Разберемся: с чем я сам в себе никогда не мог свыкнуться, так это с тем, что я абсолютно не способен взять быка за рога. Самое большее – я могу взять его за хвост, но тогда я обречен получить смертельный удар копытом в грудь. Наверное, я никогда этому не научусь, потому что даже в тот момент я сказал: нет, нет, нет, с чего ты взяла, Лаура? У меня никого нет… Это я – короче говоря, я сам решил…

– Ты смешон.

– Не оскорбляй меня, – сказал Адриа.

– «Ты смешон» – это не оскорбление.

Она встала, уже не вполне себя контролируя:

– Да скажи ты наконец правду, чтоб тебя! Скажи, что не любишь меня!

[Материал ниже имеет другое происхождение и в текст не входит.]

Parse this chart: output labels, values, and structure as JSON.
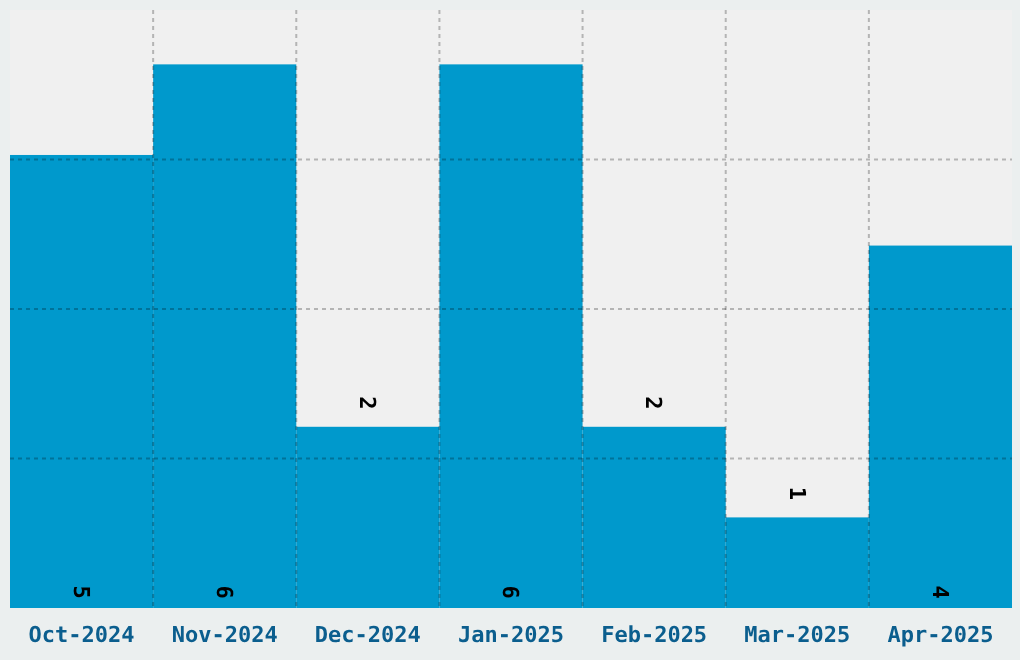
{
  "chart_data": {
    "type": "bar",
    "categories": [
      "Oct-2024",
      "Nov-2024",
      "Dec-2024",
      "Jan-2025",
      "Feb-2025",
      "Mar-2025",
      "Apr-2025"
    ],
    "values": [
      5,
      6,
      2,
      6,
      2,
      1,
      4
    ],
    "color": "#0099cc",
    "ylim": [
      0,
      6.6
    ],
    "yticks": [
      {
        "value": 1.65,
        "label": null
      },
      {
        "value": 3.3,
        "label": null
      },
      {
        "value": 4.95,
        "label": null
      }
    ],
    "tick_labels": "x",
    "grid": true,
    "data_labels": true
  }
}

– Я тебя не люблю, – сказал Адриа как раз в ту секунду, когда Парера открыла дверь, а Лаура разрыдалась. А когда Лаура говорила: ну ты и сукин сын! какой же ты сукин сын! что за сукин сын! – Парера уже закрыла дверь, и они снова остались наедине.

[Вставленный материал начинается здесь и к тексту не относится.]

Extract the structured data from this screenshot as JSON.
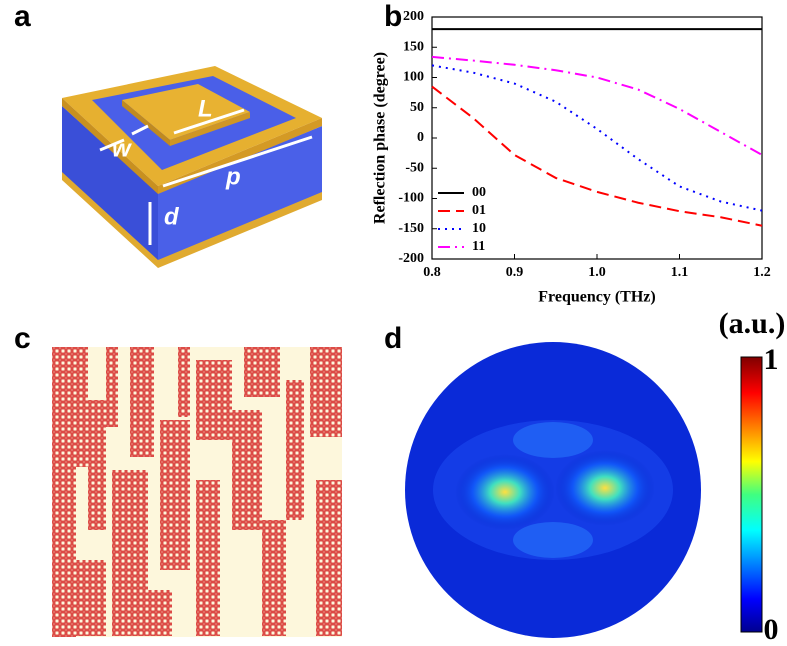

– Ты меня использовал, как носовой платок.

– Да. Извини.

– Да пошел ты!

Адриа вышел из кабинета. Облокотившись на перила, отделявшие галерею от внутреннего двора, Парера коротала время за сигареткой – может быть, обдумывая, на чью сторону встать, хотя она и не знала подробностей. Он прошел мимо нее, не осмелившись сказать ни слова, даже не поблагодарив за деликатность.

Дома Сара посмотрела на него с удивлением, как будто разговор с Лаурой и вызванное им неудовольствие прилипли к его одежде или запачкали лицо, но ничего не сказала. Я уверен – ты все поняла, но догадалась скрыть это. И когда ты начала: я должна тебе кое‑что сказать, – Адриа уже предвидел новую бурю, но вместо того, чтобы дать ему понять, что ты все знаешь, ты сказала: я думаю, нам нужно найти новую булочную, а то этот хлеб как резина. Тебе не кажется?

 

До того дня, когда прозвенел звонок и Сара вполголоса поговорила по телефону в столовой; заглянув в комнату, я увидел, что она молча плачет, повесив трубку и забыв снять руку с телефона.

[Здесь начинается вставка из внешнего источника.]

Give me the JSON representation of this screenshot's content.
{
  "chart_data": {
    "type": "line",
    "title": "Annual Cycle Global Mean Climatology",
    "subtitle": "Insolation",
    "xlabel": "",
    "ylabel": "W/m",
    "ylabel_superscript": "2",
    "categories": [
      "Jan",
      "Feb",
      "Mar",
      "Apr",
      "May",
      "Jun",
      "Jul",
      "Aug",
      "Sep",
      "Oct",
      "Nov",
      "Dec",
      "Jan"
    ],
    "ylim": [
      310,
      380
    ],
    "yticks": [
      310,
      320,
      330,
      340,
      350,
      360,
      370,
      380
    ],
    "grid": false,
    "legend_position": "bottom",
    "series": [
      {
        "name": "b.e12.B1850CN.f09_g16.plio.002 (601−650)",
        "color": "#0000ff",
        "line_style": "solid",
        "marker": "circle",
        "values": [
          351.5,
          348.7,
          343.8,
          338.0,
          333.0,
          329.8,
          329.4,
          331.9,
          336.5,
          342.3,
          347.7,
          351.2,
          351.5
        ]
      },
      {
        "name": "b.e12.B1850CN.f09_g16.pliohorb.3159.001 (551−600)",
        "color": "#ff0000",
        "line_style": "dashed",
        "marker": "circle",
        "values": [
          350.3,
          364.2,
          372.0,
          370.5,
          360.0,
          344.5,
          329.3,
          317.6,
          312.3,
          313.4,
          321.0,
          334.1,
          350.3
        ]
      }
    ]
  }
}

– Что случилось? – Молчание. – Сара!

Она посмотрела на него отсутствующим взглядом. Отдернула руку от телефона, словно обожглась:

– Мама умерла.

Боже мой. Не знаю почему, но мне вспомнился тот день, когда отец сказал: в этом доме набралось уже слишком много сокровищ, – а мне послышалось: пролилось слишком много крови. Я был уже давно взрослый, но мне все равно было трудно признать, что жизнь существует за счет смерти.

– Я не знал, что…

Она взглянула на меня сквозь слезы:

– Она не болела, это случилось внезапно. Ma pauvre maman…[292]

Я был взбешен. Не знаю, как это лучше выразить, Сара, но меня взбесило, что люди вокруг меня умирают. Тогда я был взбешен, но я и до сих пор не могу сказать, что сильно изменился в этом отношении. Наверняка я просто так и не смог принять жизнь такой, какая она есть. Поэтому я поднял бессмысленный бунт и нарушил данное слово. Как тать, как Господь, вошел я в храм. И сел на лавку в глубине синагоги. Я снова увидел твоего отца – впервые с того ужасного разговора, когда ты бесследно исчезла и мне не за что было ухватиться, кроме отчаяния. Адриа также смог вволю налюбоваться затылком Макса, который был на две головы выше сестры, приблизительно с Берната ростом. Отец и Макс все время находились по обе стороны от Сары вместе с другими родственниками, с которыми меня никогда не познакомят, потому что ты этого не хочешь, потому что я сын своего отца и кровь его грехов на его детях и на детях его детей до седьмого колена. Я хотел бы, Сара, чтобы у нас с тобой был ребенок, подумал я. Но тогда еще не осмелился сказать тебе об этом. Когда ты сказала мне: лучше не приходи на похороны, – Адриа осознал, до какой степени семье Эпштейн противно воспоминание о сеньоре Феликсе Ардеволе.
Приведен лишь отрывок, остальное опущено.